Our introduction to the fried pastry called huushuur was during a picnic in the Gobi. We also had huushuur in restaurants and during Naadam, where they were prepared by vendors in open-air stalls. Huushuur can be eaten out of hand, as a hearty snack, or it can be turned into a meal by adding a salad (we frequently encountered carrot and garlic salad: grate a carrot or two, grate in garlic to taste, add a little mayonnaise to bind it and a dash of salt; or you could toss shredded cabbage with oil, vinegar, salt, and pepper) and a pot of tea or Mongolian beer (would you believe Khan Brau?). Huushuur is good hot, but is also excellent at room temperature.
(Mongolian Fried Meat-Filled Pastries)
2¼ cups flour
¼ tsp salt
water to mix
1 lb. chopped or ground beef or mutton (see Notes below)
1½ tsp. salt
¼ tsp. ground black pepper
½ tsp. marjoram
½ onion, finely chopped
1-2 cloves garlic, finely chopped
oil for cooking
Combine flour and salt. Add water (I found I needed a little more than 1 cup, but this can vary depending on the flour and the humidity; add half a cup and then continue to add water a little at a time), mixing it in thoroughly, until you have a rough, dry dough, about the texture of that for pie crust. If you add too much water, you can always add a little more flour. Knead until dough is smooth and elastic. Cover and let rest for 5 to 10 minutes.
Combine all filling ingredients, mixing thoroughly. If dry, add a few drops of water to moisten.
Divide the dough into quarters. Roll each quarter into a cylinder and cut it in half. Roll each half cylinder into a circle about 5-6 inches across. Place about 2 to 2½ Tbs. of meat mixture on one side of the circle, leaving space around the edge. Fold the other side over, creating a half-moon, and pinch the edges closed, squeezing out air and flattening filling as you work. (As for the pinched edges, I saw huushuur with edges that ranged from elaborately "braided" closures to closures that were simply mashed shut and rolled under, so no seam was visible. Every cook has a different way of finishing this dish.) Repeat the process with the rest of the filling and dough pieces.
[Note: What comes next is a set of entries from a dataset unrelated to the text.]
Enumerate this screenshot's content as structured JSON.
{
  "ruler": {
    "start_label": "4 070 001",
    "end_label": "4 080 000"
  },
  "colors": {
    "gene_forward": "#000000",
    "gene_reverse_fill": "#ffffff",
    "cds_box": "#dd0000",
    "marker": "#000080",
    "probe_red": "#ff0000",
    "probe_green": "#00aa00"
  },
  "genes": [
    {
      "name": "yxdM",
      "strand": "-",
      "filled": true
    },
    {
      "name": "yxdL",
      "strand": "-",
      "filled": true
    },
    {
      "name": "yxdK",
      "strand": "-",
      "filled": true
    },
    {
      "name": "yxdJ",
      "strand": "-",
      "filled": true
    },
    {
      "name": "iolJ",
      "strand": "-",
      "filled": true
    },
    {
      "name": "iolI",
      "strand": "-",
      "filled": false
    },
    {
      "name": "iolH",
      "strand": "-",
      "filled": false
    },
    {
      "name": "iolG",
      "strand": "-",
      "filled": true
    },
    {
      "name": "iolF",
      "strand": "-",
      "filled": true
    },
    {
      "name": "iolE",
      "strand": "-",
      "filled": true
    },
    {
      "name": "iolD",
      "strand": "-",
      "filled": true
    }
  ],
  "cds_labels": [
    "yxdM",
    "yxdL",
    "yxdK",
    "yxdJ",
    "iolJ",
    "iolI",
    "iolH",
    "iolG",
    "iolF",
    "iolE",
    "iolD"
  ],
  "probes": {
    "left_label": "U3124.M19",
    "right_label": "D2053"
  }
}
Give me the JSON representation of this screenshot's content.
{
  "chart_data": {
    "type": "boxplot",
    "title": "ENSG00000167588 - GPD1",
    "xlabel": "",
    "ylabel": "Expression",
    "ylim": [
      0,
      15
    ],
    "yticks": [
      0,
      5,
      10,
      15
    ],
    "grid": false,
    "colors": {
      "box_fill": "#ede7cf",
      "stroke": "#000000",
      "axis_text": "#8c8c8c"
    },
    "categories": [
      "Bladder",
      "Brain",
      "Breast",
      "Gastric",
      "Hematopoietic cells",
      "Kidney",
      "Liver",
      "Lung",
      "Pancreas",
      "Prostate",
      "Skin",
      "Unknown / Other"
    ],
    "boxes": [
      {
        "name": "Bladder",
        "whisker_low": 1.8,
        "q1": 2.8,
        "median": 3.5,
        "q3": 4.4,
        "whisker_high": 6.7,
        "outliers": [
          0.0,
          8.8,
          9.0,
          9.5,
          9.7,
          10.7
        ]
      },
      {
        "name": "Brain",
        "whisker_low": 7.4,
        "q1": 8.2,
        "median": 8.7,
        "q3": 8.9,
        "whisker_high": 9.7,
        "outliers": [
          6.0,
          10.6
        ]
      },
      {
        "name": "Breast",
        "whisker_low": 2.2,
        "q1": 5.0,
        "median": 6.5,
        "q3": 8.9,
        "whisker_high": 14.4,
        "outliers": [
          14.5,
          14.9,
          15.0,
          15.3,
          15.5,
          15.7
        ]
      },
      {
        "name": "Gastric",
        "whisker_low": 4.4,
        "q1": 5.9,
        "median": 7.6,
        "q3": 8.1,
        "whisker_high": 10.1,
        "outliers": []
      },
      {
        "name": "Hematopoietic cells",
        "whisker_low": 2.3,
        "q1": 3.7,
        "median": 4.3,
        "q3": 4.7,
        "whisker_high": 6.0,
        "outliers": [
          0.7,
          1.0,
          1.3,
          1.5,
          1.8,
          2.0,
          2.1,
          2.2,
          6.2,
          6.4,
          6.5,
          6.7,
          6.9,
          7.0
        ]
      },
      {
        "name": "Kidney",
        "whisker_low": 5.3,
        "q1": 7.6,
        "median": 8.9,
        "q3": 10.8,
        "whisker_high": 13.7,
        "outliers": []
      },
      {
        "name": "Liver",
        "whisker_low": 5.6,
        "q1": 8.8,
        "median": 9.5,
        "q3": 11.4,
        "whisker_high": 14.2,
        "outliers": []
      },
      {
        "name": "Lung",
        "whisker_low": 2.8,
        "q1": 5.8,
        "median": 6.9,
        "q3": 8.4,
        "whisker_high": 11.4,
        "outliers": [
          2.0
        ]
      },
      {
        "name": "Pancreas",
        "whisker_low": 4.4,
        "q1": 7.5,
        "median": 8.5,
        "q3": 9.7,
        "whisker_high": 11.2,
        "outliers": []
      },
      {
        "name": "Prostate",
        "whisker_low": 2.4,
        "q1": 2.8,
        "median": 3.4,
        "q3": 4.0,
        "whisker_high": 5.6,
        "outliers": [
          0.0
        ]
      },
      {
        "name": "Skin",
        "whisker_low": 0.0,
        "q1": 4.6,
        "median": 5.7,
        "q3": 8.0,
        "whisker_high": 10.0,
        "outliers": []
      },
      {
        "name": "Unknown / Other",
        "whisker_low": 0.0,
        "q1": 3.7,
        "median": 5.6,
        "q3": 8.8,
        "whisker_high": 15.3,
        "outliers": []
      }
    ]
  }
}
Pour oil to depth of about ½ inch into a frying pan. Heat oil until hot (test it after a minute or two with a tiny bit of dough—unless you have a thermometer, there is no visible way of telling if oil is hot unless something is in it, sizzling). Fry two or three pastries at a time for two minutes per side, until they are golden to brown and the meat is cooked. Can be eaten hot or cold.
Makes 8 pastries (for Mongolians, a little more than one serving, but for most of us, 4 servings.)
Do not trim the fat from your meat before preparing the filling, and don't buy low-fat ground meat. The fat is needed both to keep the filling moist and to help cook the inside of the pastry while it's frying.
Olive oil, especially extra virgin olive oil, is not your best choice for frying. It burns too easily. It is wise to select a different vegetable oil, if possible.
Do make sure you seal the "pockets" well. If meat juice leaks out while it's frying, the spattering of grease borders on the explosive.
Huushuur can also be prepared with a filling of mashed potatoes, perhaps with a little grated carrot added for flavor. However, when we ordered these once, our guide and driver were politely contemptuous of the idea of huushuur without meat, and refused to eat them.